Only 30 pc of top managers in the auto industry expect sales growth in 2013, according to a survey by consultants PricewaterhouseCoopers.
The annual PwC Global CEO Survey shows that the car industry is more pessimistic than other sectors. On average, 36 pc of the 1,330 top managers polled said they were “very confident” about the 2013 outlook.
In the auto industry, 33 pc of the 90 auto bosses included in the survey were optimistic about the outlook for the next three years, while 52 pc were cautiously optimistic.
“It looks like the auto industry will grow more slowly in 2013,” said Felix Kuhnert, head of PwC’s automotive practice in Europe. Kuhnert said in a press release he expects global production growth of about 5 pc to 82.8 million vehicles, but said there are likely to be strong variations from one country or region to the next.
Automotive managers polled generally considered China the most important growth market this year, followed by the US and Brazil.
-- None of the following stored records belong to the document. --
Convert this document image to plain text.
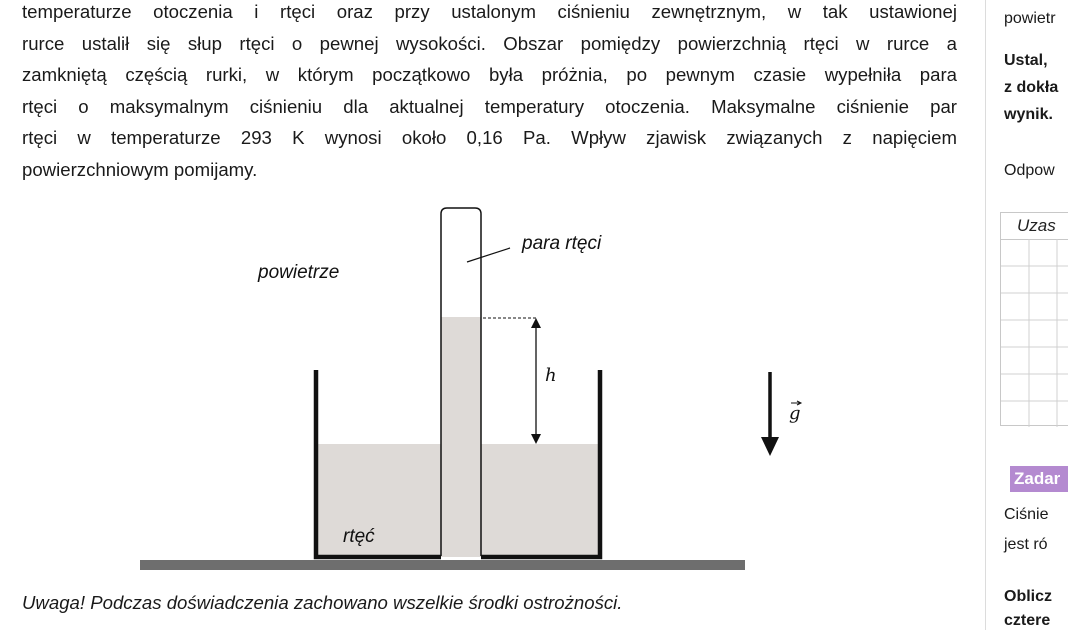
temperaturze otoczenia i rtęci oraz przy ustalonym ciśnieniu zewnętrznym, w tak ustawionej
rurce ustalił się słup rtęci o pewnej wysokości. Obszar pomiędzy powierzchnią rtęci w rurce a
zamkniętą częścią rurki, w którym początkowo była próżnia, po pewnym czasie wypełniła para
rtęci o maksymalnym ciśnieniu dla aktualnej temperatury otoczenia. Maksymalne ciśnienie par
rtęci w temperaturze 293 K wynosi około 0,16 Pa. Wpływ zjawisk związanych z napięciem
powierzchniowym pomijamy.
powietrze
para rtęci
h
g
rtęć
Uwaga! Podczas doświadczenia zachowano wszelkie środki ostrożności.
powietr
Ustal,
z dokła
wynik.
Odpow
Ciśnie
jest ró
Oblicz
cztere
Uzas
Zadar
But 82 pc cited economic uncertainty as the single biggest risk in the outlook.
Auto managers also were more concerned about exchange rate risks and energy and raw materials prices than their counterparts in other industries.
The auto industry will focus heavily on cost reduction this year, according to the poll. Four out of five CEOs are implementing specific cost reduction programs. In the global industry as a whole, only 70 pc have such plans.
Most auto bosses don’t expect to lay off staff. Only 16 pc said they expected job cuts, compared with 23 pc of all CEOs polled.